Team doctors have discovered that the 6-6 former North Carolina All-American has jumper's knee, an ailment which could be a problem throughout his career. He had offseason left knee surgery.
"I'm not scared. I'm frustrated," Carter, who played in exhibition games in China before training camp, said to reporters Tuesday. "It was a long summer and to have to sit out again for the same thing is pretty disappointing."
The Raptors also expect to be without power forward Antonio Davis for about a week. He is suffering from a rib strain.
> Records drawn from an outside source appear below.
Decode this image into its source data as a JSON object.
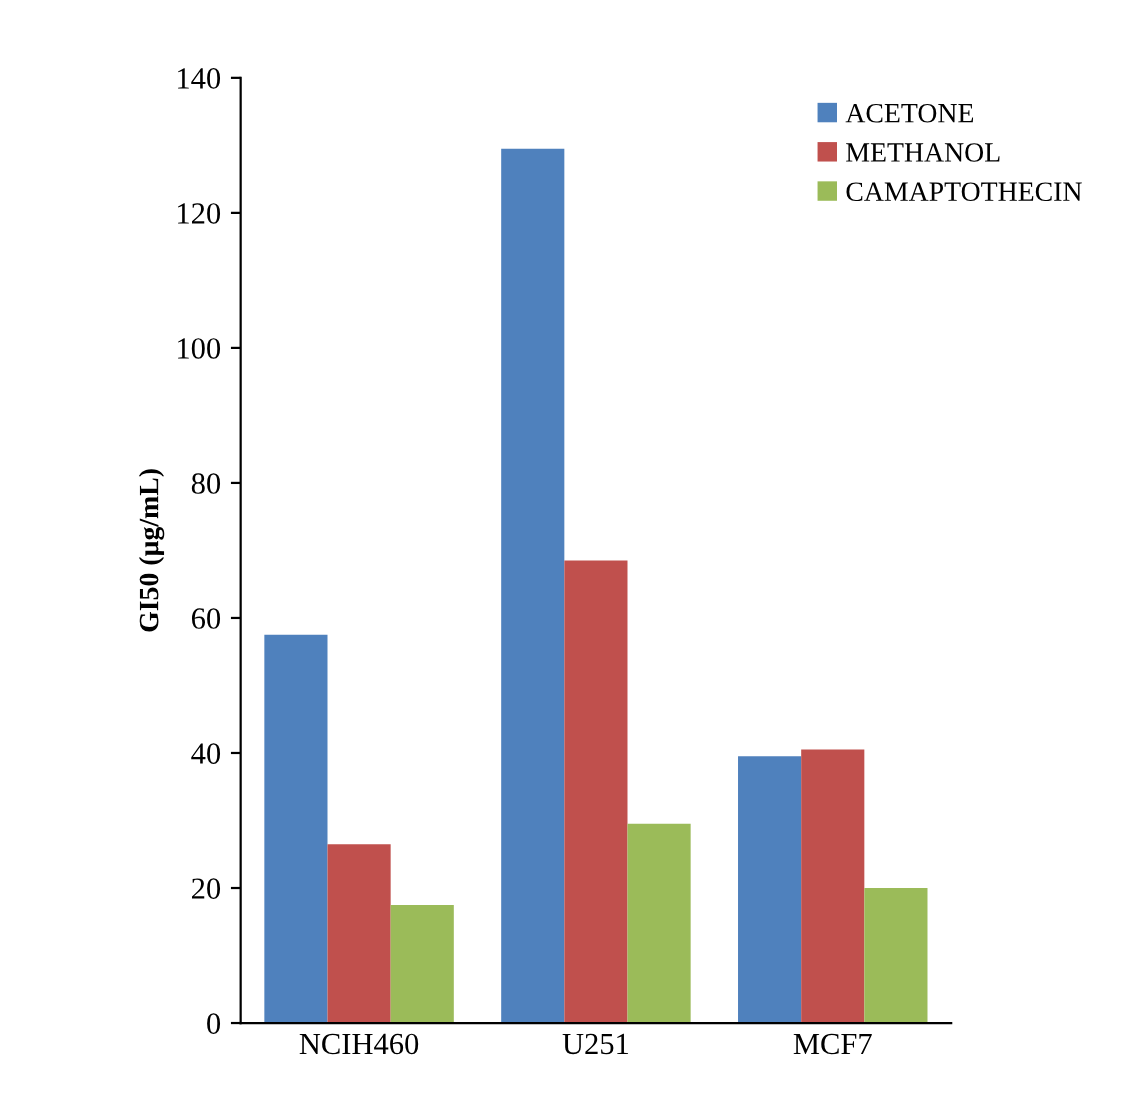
{
  "chart_data": {
    "type": "bar",
    "ylabel": "GI50 (µg/mL)",
    "categories": [
      "NCIH460",
      "U251",
      "MCF7"
    ],
    "series": [
      {
        "name": "ACETONE",
        "color": "#4f81bd",
        "values": [
          57.5,
          129.5,
          39.5
        ]
      },
      {
        "name": "METHANOL",
        "color": "#c0504d",
        "values": [
          26.5,
          68.5,
          40.5
        ]
      },
      {
        "name": "CAMAPTOTHECIN",
        "color": "#9bbb59",
        "values": [
          17.5,
          29.5,
          20
        ]
      }
    ],
    "ylim": [
      0,
      140
    ],
    "yticks": [
      0,
      20,
      40,
      60,
      80,
      100,
      120,
      140
    ],
    "grid": false,
    "legend": "top right"
  }
}
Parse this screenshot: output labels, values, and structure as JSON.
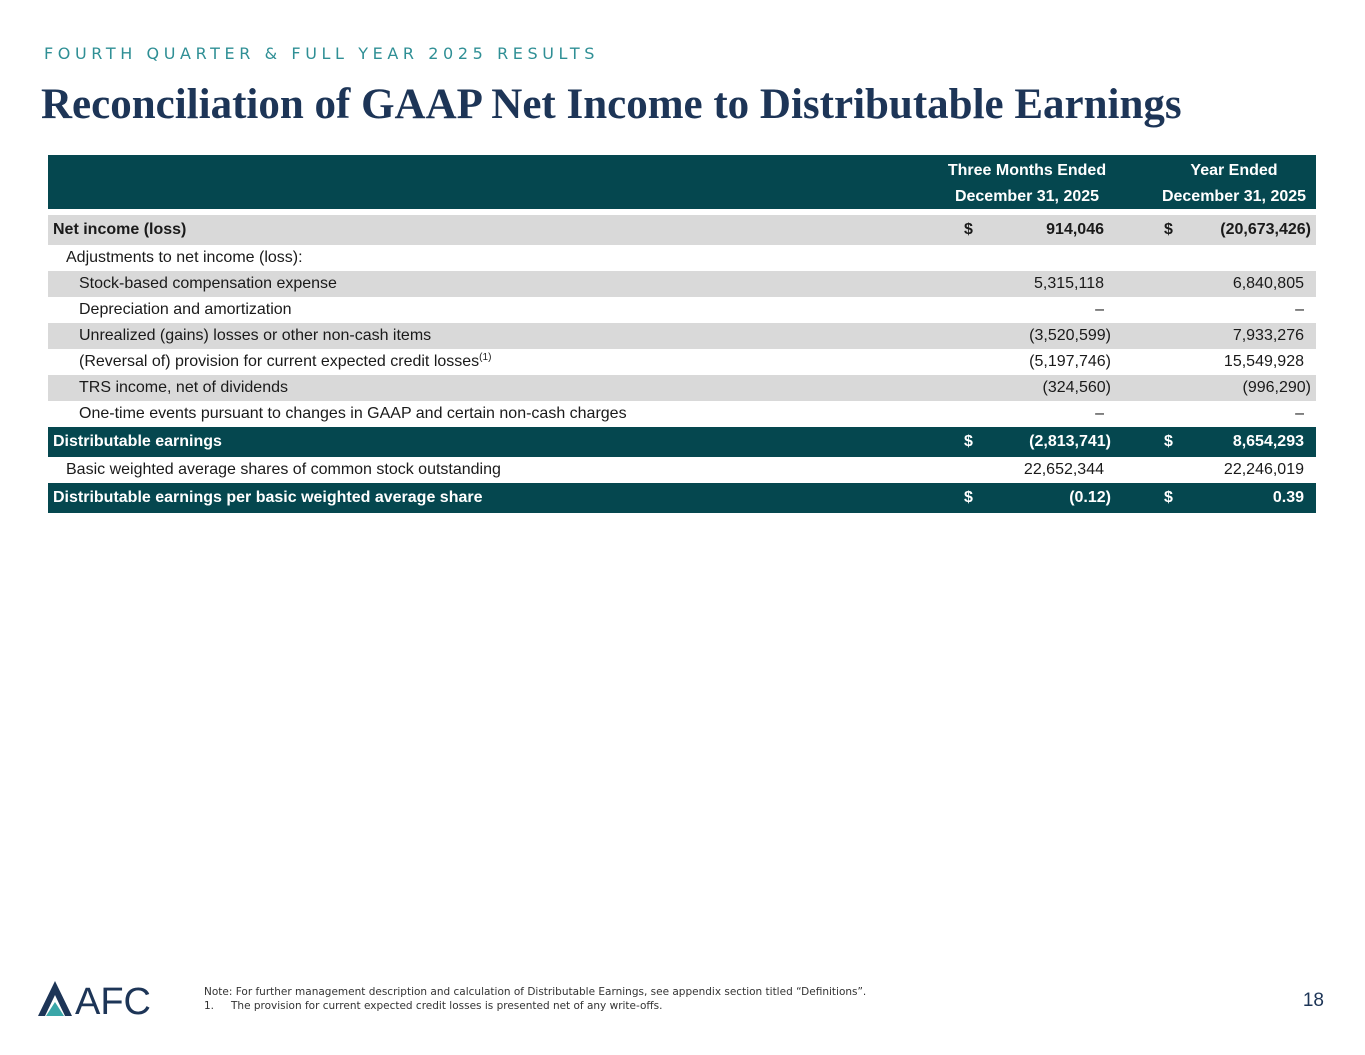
{
  "header": {
    "eyebrow": "FOURTH QUARTER & FULL YEAR 2025 RESULTS",
    "title": "Reconciliation of GAAP Net Income to Distributable Earnings"
  },
  "table": {
    "col1_line1": "Three Months Ended",
    "col1_line2": "December 31, 2025",
    "col2_line1": "Year Ended",
    "col2_line2": "December 31, 2025",
    "currency": "$",
    "rows": [
      {
        "label": "Net income (loss)",
        "v1": "914,046",
        "v2": "(20,673,426)"
      },
      {
        "label": "Adjustments to net income (loss):"
      },
      {
        "label": "Stock-based compensation expense",
        "v1": "5,315,118",
        "v2": "6,840,805"
      },
      {
        "label": "Depreciation and amortization",
        "v1": "–",
        "v2": "–"
      },
      {
        "label": "Unrealized (gains) losses or other non-cash items",
        "v1": "(3,520,599)",
        "v2": "7,933,276"
      },
      {
        "label": "(Reversal of) provision for current expected credit losses",
        "sup": "(1)",
        "v1": "(5,197,746)",
        "v2": "15,549,928"
      },
      {
        "label": "TRS income, net of dividends",
        "v1": "(324,560)",
        "v2": "(996,290)"
      },
      {
        "label": "One-time events pursuant to changes in GAAP and certain non-cash charges",
        "v1": "–",
        "v2": "–"
      },
      {
        "label": "Distributable earnings",
        "v1": "(2,813,741)",
        "v2": "8,654,293"
      },
      {
        "label": "Basic weighted average shares of common stock outstanding",
        "v1": "22,652,344",
        "v2": "22,246,019"
      },
      {
        "label": "Distributable earnings per basic weighted average share",
        "v1": "(0.12)",
        "v2": "0.39"
      }
    ]
  },
  "footer": {
    "logo_text": "AFC",
    "note": "Note: For further management description and calculation of Distributable Earnings, see appendix section titled “Definitions”.",
    "footnote_num": "1.",
    "footnote": "The provision for current expected credit losses is presented net of any write-offs.",
    "page_number": "18"
  },
  "colors": {
    "band": "#05474f",
    "title": "#1d3557",
    "eyebrow": "#2f8f95",
    "shade": "#d9d9d9",
    "logo_accent": "#3aa6a8"
  },
  "icons": [
    "afc-logo-mark"
  ]
}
Toronto hosts unbeaten Dallas Wednesday night.
Lions ink Cooper
ALLEN PARK, Mich., Nov. 6 (UPI) -- The Detroit Lions have signed running back Rafael Cooper to their active roster.
Contract terms were not disclosed.
Cooper, 5-11, 205, originally was signed to the Lions' practice squad on Sept. 2, 2002 after spending training camp with the Tennessee Titans, who had allocated him to the Amsterdam Admirals for the 2002 NFL Europe season.
While with the Admirals, Cooper started eight games and led the league with 10 touchdowns -- eight rushing, one receiving and one kickoff return. He rushed for 751 yards, caught 29 passes for 238 yards, and returned 11 kickoffs for 370 yards.
Cooper played college football at both the University of Louisville and University of Minnesota following an All-America high school career in Detroit.
The Lions also have signed defensive back LaVar Glover to the practice squad.
Glover, 5-10, 175, was drafted by the Pittsburgh Steelers with their first selection in the seventh-round of the 2002 NFL Draft, but was waived on Aug. 26. He was claimed by Cincinnati Bengals, where he finished the preseason and was signed to the practice squad. The Bengals released Glover from the practice squad on Oct. 17.
Glover started every game in his last two season at Cincinnati. He was Bearcat walk-on in 1997.